La operación no había sido abriéndome, sino a través del meato, así que estuve con la incómoda doble sonda ese tiempo, hasta que vieron que con la orina no salía más sangre. Me dieron pues de alta el sábado y hubo un poco de lío en los trámites de salida porque con el cambio de “sala” se perdió el recibo, tan necesario para lograr atención en el sanatorio. El doctor Marino, tras decirme que la operación había salido, bien que se trataba de un tumorcillo o quiste en la vejiga, y de recetarme medicinas algo caras, unos quinientos pesos: Ciproxina, Ranisén y en caso de dolor Voltarén (me parece que así se escribe), me citó a consulta para el martes 3 de abril. De modo que he pasado estos días, incluido el 29, el de mi cumpleaños, en casa, y saliendo muy poco.

El viernes 30 comida en el Lar Gallego con los de Aldus, [Pepe] Sordo y Gabriel Bernal Granados, que quieren que les dé prácticamente todo lo que escriba. Comida esa sin beber una gota de alcohol, como todos estos días. En la noche del sábado 31 asistí, a las siete, a la entrega del premio Octavio Paz a Blanca Varela: una buena parte del tout mexique intellectuel más Vicente Fox, que es del patronato, que estuvo en presidium con Alberto Ruy Sánchez y Horacio Costa. Estaba [José Luis] Cuevas. ¿Por qué no te hace tilín Botero?, le pregunté. ¡Por imbécil!, respondió. Luego en petit comité de más o menos amigos, allí en el patio de la casona coyoacanense de la fundación, conversación suelta, en círculo de sillas con Marie Jo, Rossi (que me dio permiso de utilizar su capítulo sobre mí de Cartas credenciales para que vaya como prólogo del libro de ensayos que daré a Aldus y que he decidido llamar definitivamente Libertades imaginarias).
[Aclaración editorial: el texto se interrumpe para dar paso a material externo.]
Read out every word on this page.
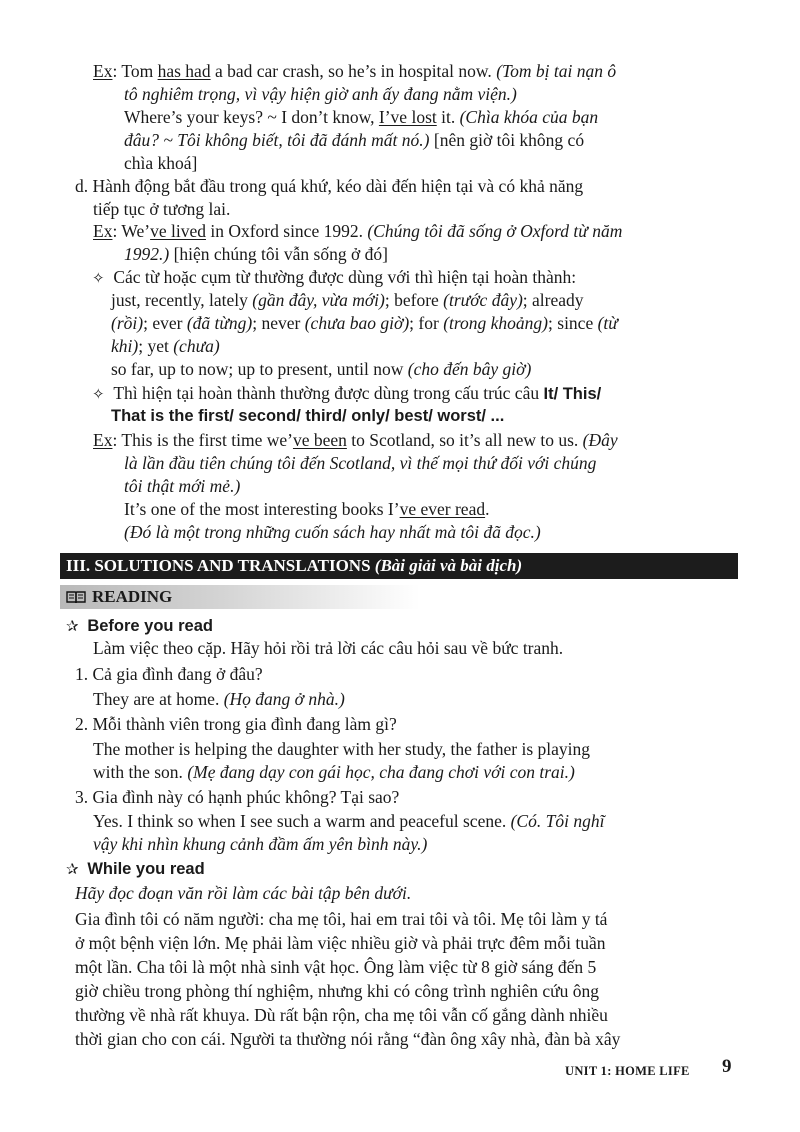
Ex: Tom has had a bad car crash, so he’s in hospital now. (Tom bị tai nạn ô
tô nghiêm trọng, vì vậy hiện giờ anh ấy đang nằm viện.)
Where’s your keys? ~ I don’t know, I’ve lost it. (Chìa khóa của bạn
đâu? ~ Tôi không biết, tôi đã đánh mất nó.) [nên giờ tôi không có
chìa khoá]
d. Hành động bắt đầu trong quá khứ, kéo dài đến hiện tại và có khả năng
tiếp tục ở tương lai.
Ex: We’ve lived in Oxford since 1992. (Chúng tôi đã sống ở Oxford từ năm
1992.) [hiện chúng tôi vẫn sống ở đó]
✧ Các từ hoặc cụm từ thường được dùng với thì hiện tại hoàn thành:
just, recently, lately (gần đây, vừa mới); before (trước đây); already
(rồi); ever (đã từng); never (chưa bao giờ); for (trong khoảng); since (từ
khi); yet (chưa)
so far, up to now; up to present, until now (cho đến bây giờ)
✧ Thì hiện tại hoàn thành thường được dùng trong cấu trúc câu It/ This/
That is the first/ second/ third/ only/ best/ worst/ ...
Ex: This is the first time we’ve been to Scotland, so it’s all new to us. (Đây
là lần đầu tiên chúng tôi đến Scotland, vì thế mọi thứ đối với chúng
tôi thật mới mẻ.)
It’s one of the most interesting books I’ve ever read.
(Đó là một trong những cuốn sách hay nhất mà tôi đã đọc.)
III. SOLUTIONS AND TRANSLATIONS (Bài giải và bài dịch)
READING
✰ Before you read
Làm việc theo cặp. Hãy hỏi rồi trả lời các câu hỏi sau về bức tranh.
1. Cả gia đình đang ở đâu?
They are at home. (Họ đang ở nhà.)
2. Mỗi thành viên trong gia đình đang làm gì?
The mother is helping the daughter with her study, the father is playing
with the son. (Mẹ đang dạy con gái học, cha đang chơi với con trai.)
3. Gia đình này có hạnh phúc không? Tại sao?
Yes. I think so when I see such a warm and peaceful scene. (Có. Tôi nghĩ
vậy khi nhìn khung cảnh đầm ấm yên bình này.)
✰ While you read
Hãy đọc đoạn văn rồi làm các bài tập bên dưới.
Gia đình tôi có năm người: cha mẹ tôi, hai em trai tôi và tôi. Mẹ tôi làm y tá
ở một bệnh viện lớn. Mẹ phải làm việc nhiều giờ và phải trực đêm mỗi tuần
một lần. Cha tôi là một nhà sinh vật học. Ông làm việc từ 8 giờ sáng đến 5
giờ chiều trong phòng thí nghiệm, nhưng khi có công trình nghiên cứu ông
thường về nhà rất khuya. Dù rất bận rộn, cha mẹ tôi vẫn cố gắng dành nhiều
thời gian cho con cái. Người ta thường nói rằng “đàn ông xây nhà, đàn bà xây
UNIT 1: HOME LIFE 9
(Gran revuelo en México desde hace días por la reforma de la ley hacendaria que la bestia Fox pretende imponer a través de su secretario de Hacienda, el tal Francisco Gil Díaz, siempre con ese rostro enfermizo, sombrío, chingaquedito, poniendo impuestos hasta a alimentos, medicinas, libros, colegiaturas, ahorros, etc., es decir a todo lo que respire sobre la superficie del país, hasta al pestañear y el andar silbando por la calle.)

Ayer, martes a urología en el S.E. y el doctor Marino me da la mala noticia: el tumor, extirpado a tiempo, me dice, era maligno, es decir que tengo cáncer, ¡el cáncer de los Gurría! Puede reaparecer o no, en poco tiempo o después de años, en el mismo sitio o en otro. Deberé llevar mi “vida normal”, comiendo cuanto quiera, e incluso bebiendo, pero sin nada que irrite, y hacerme examen cada seis meses, pero por lo pronto he de volver el martes 24 de abril. ¿Qué decir? Espero no pasarla como mi pobre madre, esa tortura, esa larga agonía, y sobre todo no ser prisionero de un hospital, de tratamientos, de radiaciones, etc. Y espero escribir por fin un libro que yo como lector pueda respetar.